I'm looking forward to what others
have to say. This is a tough one, especially when the clergy and other
leadership see the difficulties in someone's behavior and other members of the
congregation wonder why we're not being more hospitable. When is one no longer
allowed to hold an entire community hostage?
We'd like to hear from you - please use the "Post a Comment" to share your experience or your thoughts.
May you live in God's amazing grace+
revhoney
I have some difficulties with all the answers, because it seems that there are suspicions, not facts about who the thief is. It may well be that the thief is someone else, perhaps even a "respected" member of the congregation.
ReplyDeleteIt also sounds to me like the woman has mental health issues.
I would continue to ask people to safeguard their property. I realize that is uncomfortable in a church setting, but the reality is that we are all sinners and all subject to temptation.
I would try to learn more about the woman's situation. As someone suggested, a visit with another church member might be in order.
My prayers are with you.
I suspect this is a much more widely common problem than one might think at first; and I suspect too that many of us get your two questions tangled up together with a kind of haze of notions about “property equals theft” or possibly a vague recollection of The Bishop’s Candlesticks. So I applaud the clarity with which you’ve reminded us that there are two questions here, not just one.

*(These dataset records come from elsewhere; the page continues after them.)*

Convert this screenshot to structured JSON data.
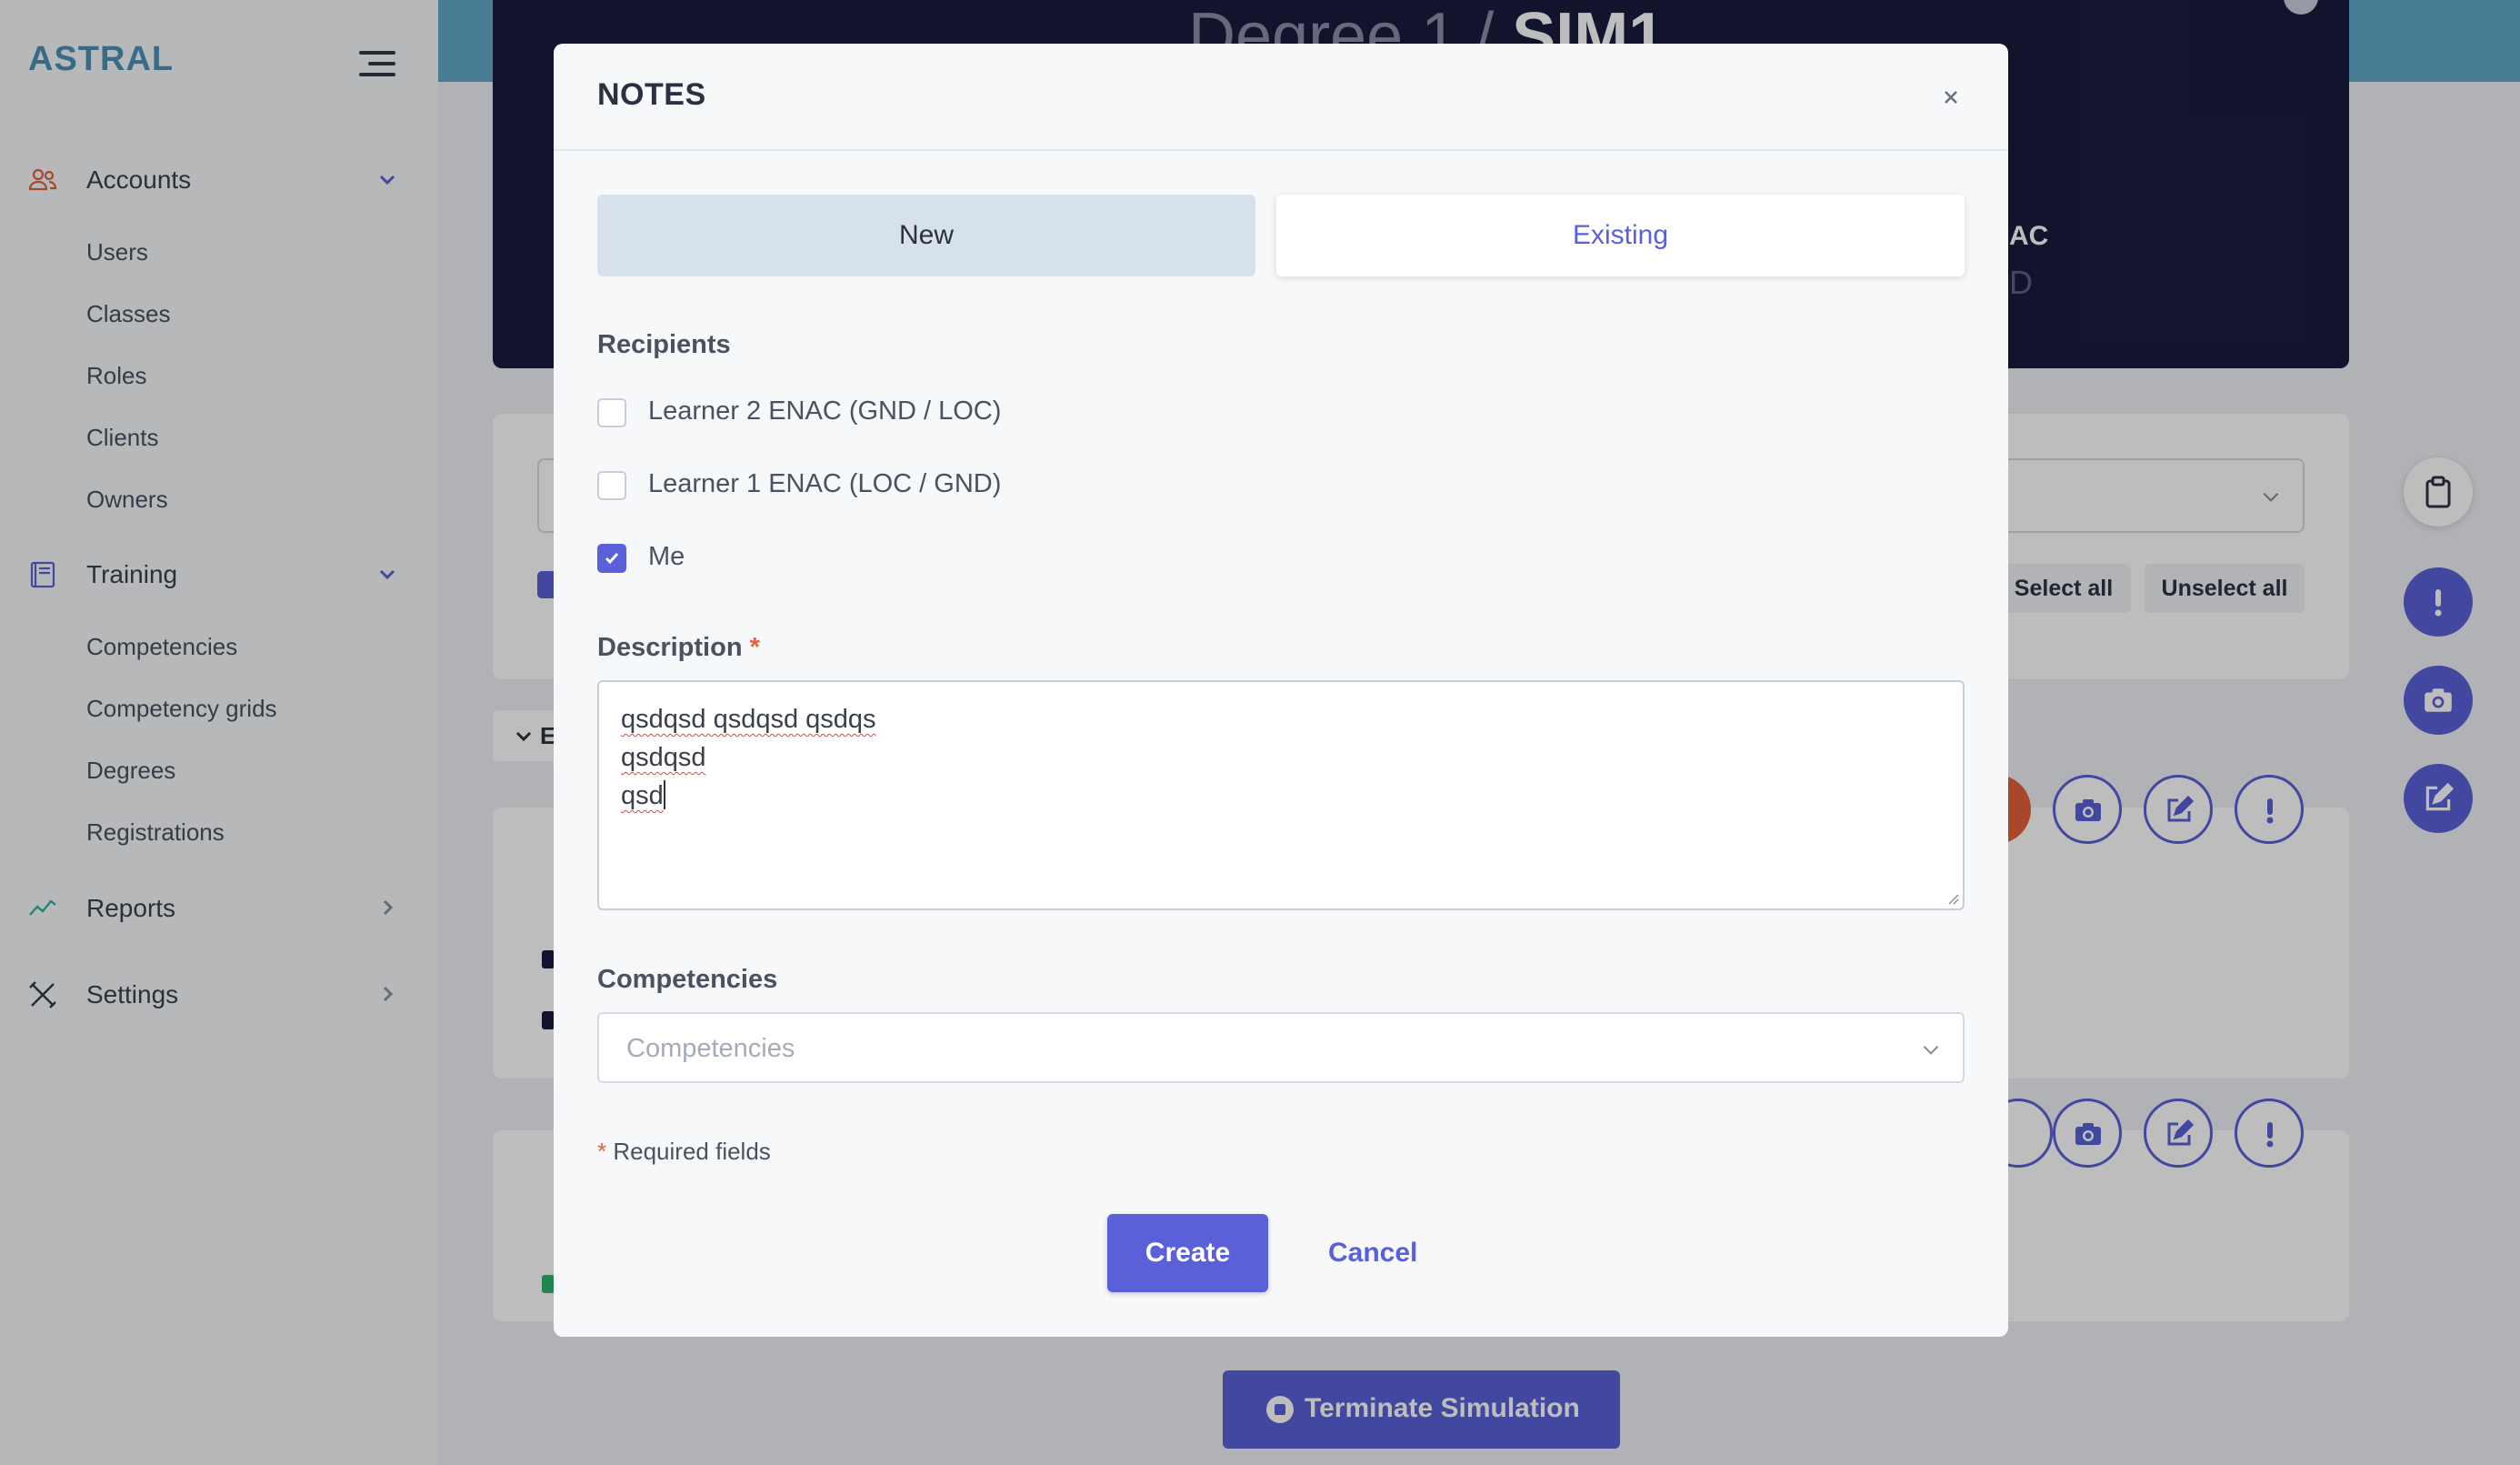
{
  "sidebar": {
    "brand": "ASTRAL",
    "groups": [
      {
        "label": "Accounts",
        "icon": "users-icon",
        "items": [
          "Users",
          "Classes",
          "Roles",
          "Clients",
          "Owners"
        ]
      },
      {
        "label": "Training",
        "icon": "book-icon",
        "items": [
          "Competencies",
          "Competency grids",
          "Degrees",
          "Registrations"
        ]
      },
      {
        "label": "Reports",
        "icon": "chart-line-icon",
        "items": []
      },
      {
        "label": "Settings",
        "icon": "tools-icon",
        "items": []
      }
    ]
  },
  "page": {
    "title_prefix": "Degree 1 / ",
    "title_strong": "SIM1",
    "header_fragment_1": "AC",
    "header_fragment_2": "D",
    "select_all": "Select all",
    "unselect_all": "Unselect all",
    "expand_fragment": "E",
    "terminate": "Terminate Simulation"
  },
  "modal": {
    "title": "NOTES",
    "tabs": {
      "new": "New",
      "existing": "Existing",
      "active": "New"
    },
    "recipients_label": "Recipients",
    "recipients": [
      {
        "label": "Learner 2 ENAC (GND / LOC)",
        "checked": false
      },
      {
        "label": "Learner 1 ENAC (LOC / GND)",
        "checked": false
      },
      {
        "label": "Me",
        "checked": true
      }
    ],
    "description_label": "Description",
    "required_mark": "*",
    "description_lines": [
      "qsdqsd qsdqsd qsdqs",
      "qsdqsd",
      "qsd"
    ],
    "competencies_label": "Competencies",
    "competencies_placeholder": "Competencies",
    "required_note": "Required fields",
    "create": "Create",
    "cancel": "Cancel"
  },
  "colors": {
    "accent": "#5a60d8",
    "brand": "#4f91b5",
    "header_dark": "#191c3f",
    "required": "#e5603b"
  }
}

ReplyDeleteWhat documentation does your denomination offer about “Church as Safe Place”? What information or advice does your insurer offer? You can be taking full advantage of that – in the meantime redoubling your reminders that “this is not a secure area” when people are coming and going. Members might be briefed to act as tactful security observers, watching items put out for sale, reminding people about their purses, cameras, phones, PDAs and so on. I have seen signs posted in a number of churches: “please take your purse with you to the communion rail” and so forth.
Another expedient might be to consult your local police about building security, inside and out. I found that our local precinct were extremely helpful, both in conversation and with printed information booklets. That kind of conversation helps to build community as well – useful and fruitful.
Now about ministering to the person in question – and I hear what you say about cognitive/mental health/cultural issues. Firm, prompt, polite reminders that “this is not what we do,” or “this is not acceptable,” or “you must not do this” fall within the definition of ministry—and further conversation on general, neutral topics may help you discern if or how to tackle the unacceptable behaviour more strongly. However sad the deficiency, however, this person is abusing the congregation, and that we don’t condone, any more than we would overlook other kinds of abuse.
One of my senior colleagues observed during discussion of pastoral ministry in the context of Good Shepherd Sunday that part of it is knowing the difference between a sheep and a coyote…(in this part of the world, the latter is a “ki-yoot”).
I saw a wonderful witness of faith in my previous church. We had a middle-aged man of another race who had been brain-damaged from time in jail. He clearly stood out in the congregation as different from the rest. He was known to pick up items around the church, some valuable, some personal, but mostly just "stuff".
ReplyDeleteThis congregation embraced him by bringing him into an adult Sunday School class, providing him breakfast (he walked a number of blocks to get to our church), repairing his bike, and communicating with his sister with whom he lived. They addressed the concerns of his theft by accompanying him throughout the building and reminding him that he can't take things that aren't his (he was mentally about the equivalent of age 5).
He had been banned from several other congregations, but I was humbled by the witness of this congregation.